Open questions and verification work

The following items require verification against current vendor docs before the Accept-phase normative text lands. They are flagged here so the Accept PR's verification step has a checklist:

  1. vLLM's exact response field name for cached prompt tokens. This draft cites usage.prompt_tokens_details.cached_tokens (matching the OpenAI Chat Completions wire convention). vLLM's OpenAI-compatible API adopts the OpenAI shape, so this is likely accurate, but the Accept text MUST verify against current vLLM docs / source.

  2. OpenAI's hosted prompt-cache reporting shape. OpenAI's prompt caching surfaces stats; the field path needs current-doc verification.

  3. Anthropic's implicit-cache reporting shape. Anthropic's response carries usage.cache_read_input_tokens (explicit-cache reads); whether implicit prefix caching has a distinct reporting path or is reported under the same field needs verification.

  4. Google Gemini's implicit-cache reporting shape. Gemini's cachedContentTokenCount is documented for explicit caching; the implicit-cache reporting path (if any) needs verification.

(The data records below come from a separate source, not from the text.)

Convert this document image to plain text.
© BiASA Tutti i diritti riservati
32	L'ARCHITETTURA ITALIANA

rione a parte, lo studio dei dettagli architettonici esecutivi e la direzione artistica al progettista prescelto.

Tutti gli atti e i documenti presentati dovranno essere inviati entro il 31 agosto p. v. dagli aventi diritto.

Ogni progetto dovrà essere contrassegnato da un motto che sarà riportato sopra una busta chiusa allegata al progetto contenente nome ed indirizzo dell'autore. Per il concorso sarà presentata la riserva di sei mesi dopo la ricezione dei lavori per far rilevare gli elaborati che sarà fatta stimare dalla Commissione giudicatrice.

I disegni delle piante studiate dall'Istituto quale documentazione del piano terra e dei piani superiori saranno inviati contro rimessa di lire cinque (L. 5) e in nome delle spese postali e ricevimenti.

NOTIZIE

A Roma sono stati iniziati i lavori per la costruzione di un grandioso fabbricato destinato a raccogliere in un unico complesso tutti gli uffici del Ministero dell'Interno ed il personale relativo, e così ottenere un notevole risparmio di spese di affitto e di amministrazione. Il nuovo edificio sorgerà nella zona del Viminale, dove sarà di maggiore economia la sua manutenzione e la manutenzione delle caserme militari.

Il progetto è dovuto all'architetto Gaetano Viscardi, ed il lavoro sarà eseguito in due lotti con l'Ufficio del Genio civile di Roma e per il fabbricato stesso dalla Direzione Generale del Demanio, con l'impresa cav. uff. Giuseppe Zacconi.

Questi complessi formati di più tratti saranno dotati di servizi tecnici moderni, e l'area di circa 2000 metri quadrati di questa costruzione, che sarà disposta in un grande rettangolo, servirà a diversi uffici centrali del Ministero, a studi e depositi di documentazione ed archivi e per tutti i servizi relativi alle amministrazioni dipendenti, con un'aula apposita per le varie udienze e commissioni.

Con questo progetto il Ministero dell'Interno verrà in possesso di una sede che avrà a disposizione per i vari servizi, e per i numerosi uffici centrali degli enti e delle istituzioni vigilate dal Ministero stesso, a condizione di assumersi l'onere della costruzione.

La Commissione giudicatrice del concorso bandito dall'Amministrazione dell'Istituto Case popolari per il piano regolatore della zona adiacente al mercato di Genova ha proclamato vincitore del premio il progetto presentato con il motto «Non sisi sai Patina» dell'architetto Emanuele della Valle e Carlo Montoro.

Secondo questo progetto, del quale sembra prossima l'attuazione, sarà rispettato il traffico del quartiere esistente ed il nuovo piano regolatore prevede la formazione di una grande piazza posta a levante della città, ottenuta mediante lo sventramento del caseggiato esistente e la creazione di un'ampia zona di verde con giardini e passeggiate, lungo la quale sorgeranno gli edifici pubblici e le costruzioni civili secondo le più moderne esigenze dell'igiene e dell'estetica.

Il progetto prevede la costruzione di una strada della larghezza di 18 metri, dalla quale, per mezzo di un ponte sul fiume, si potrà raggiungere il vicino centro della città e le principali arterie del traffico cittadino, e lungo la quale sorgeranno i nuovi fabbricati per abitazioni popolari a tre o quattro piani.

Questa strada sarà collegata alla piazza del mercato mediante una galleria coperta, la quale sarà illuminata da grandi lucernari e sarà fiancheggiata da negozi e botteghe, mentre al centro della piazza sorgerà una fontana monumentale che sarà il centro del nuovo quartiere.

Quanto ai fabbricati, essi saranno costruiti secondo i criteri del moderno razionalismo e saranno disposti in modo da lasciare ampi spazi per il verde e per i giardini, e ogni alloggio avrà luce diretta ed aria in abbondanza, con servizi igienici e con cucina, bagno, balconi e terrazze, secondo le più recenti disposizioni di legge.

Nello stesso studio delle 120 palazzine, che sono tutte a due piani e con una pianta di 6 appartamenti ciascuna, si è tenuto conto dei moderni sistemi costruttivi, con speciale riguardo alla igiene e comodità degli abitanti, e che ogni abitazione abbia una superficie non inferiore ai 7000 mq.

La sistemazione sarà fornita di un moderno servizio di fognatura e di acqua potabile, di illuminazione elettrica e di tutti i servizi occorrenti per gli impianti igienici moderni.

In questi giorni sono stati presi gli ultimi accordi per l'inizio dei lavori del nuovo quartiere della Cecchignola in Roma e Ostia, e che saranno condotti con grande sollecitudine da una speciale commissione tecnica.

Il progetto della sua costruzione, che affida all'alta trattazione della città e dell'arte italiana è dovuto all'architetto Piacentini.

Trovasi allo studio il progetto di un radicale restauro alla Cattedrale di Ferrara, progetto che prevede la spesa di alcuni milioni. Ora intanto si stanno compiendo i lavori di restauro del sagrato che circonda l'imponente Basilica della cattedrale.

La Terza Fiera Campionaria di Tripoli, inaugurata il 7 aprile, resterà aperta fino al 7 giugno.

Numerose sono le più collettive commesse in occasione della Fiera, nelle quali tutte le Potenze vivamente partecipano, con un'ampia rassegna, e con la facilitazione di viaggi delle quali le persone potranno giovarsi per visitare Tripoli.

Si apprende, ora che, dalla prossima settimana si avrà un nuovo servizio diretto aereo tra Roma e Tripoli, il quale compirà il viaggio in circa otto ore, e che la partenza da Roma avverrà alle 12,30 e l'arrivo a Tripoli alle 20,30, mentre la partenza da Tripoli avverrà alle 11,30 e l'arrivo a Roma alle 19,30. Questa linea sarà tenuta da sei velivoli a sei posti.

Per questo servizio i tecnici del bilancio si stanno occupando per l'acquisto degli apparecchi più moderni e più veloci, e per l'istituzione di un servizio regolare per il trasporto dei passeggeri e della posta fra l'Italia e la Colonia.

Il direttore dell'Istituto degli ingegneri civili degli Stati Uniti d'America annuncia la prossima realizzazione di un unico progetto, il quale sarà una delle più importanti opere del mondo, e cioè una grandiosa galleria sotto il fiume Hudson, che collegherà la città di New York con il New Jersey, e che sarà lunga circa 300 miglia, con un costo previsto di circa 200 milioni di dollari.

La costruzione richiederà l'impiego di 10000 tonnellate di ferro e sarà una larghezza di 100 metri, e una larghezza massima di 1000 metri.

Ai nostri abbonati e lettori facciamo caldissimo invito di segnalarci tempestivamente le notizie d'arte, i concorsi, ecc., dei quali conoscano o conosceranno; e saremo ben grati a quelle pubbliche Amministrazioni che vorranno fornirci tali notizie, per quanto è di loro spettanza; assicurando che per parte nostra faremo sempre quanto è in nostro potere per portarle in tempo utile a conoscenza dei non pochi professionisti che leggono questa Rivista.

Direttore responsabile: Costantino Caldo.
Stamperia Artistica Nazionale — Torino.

  5. OTel GenAI semconv attribute name for cache stats. This draft uses gen_ai.usage.cached_tokens. The upstream OTel GenAI semconv may have settled on a different name (e.g., gen_ai.usage.input_tokens_cached); the Accept-phase text MUST match the upstream convention to preserve the §5.5.3 "use the GenAI semconv directly for cross-vendor LLM parameters and response metadata when the semconv name is stable" rule.

The Accept PR's verification step (per the established protocol for external-API-fact verification on proposals) addresses each item before the normative text lands.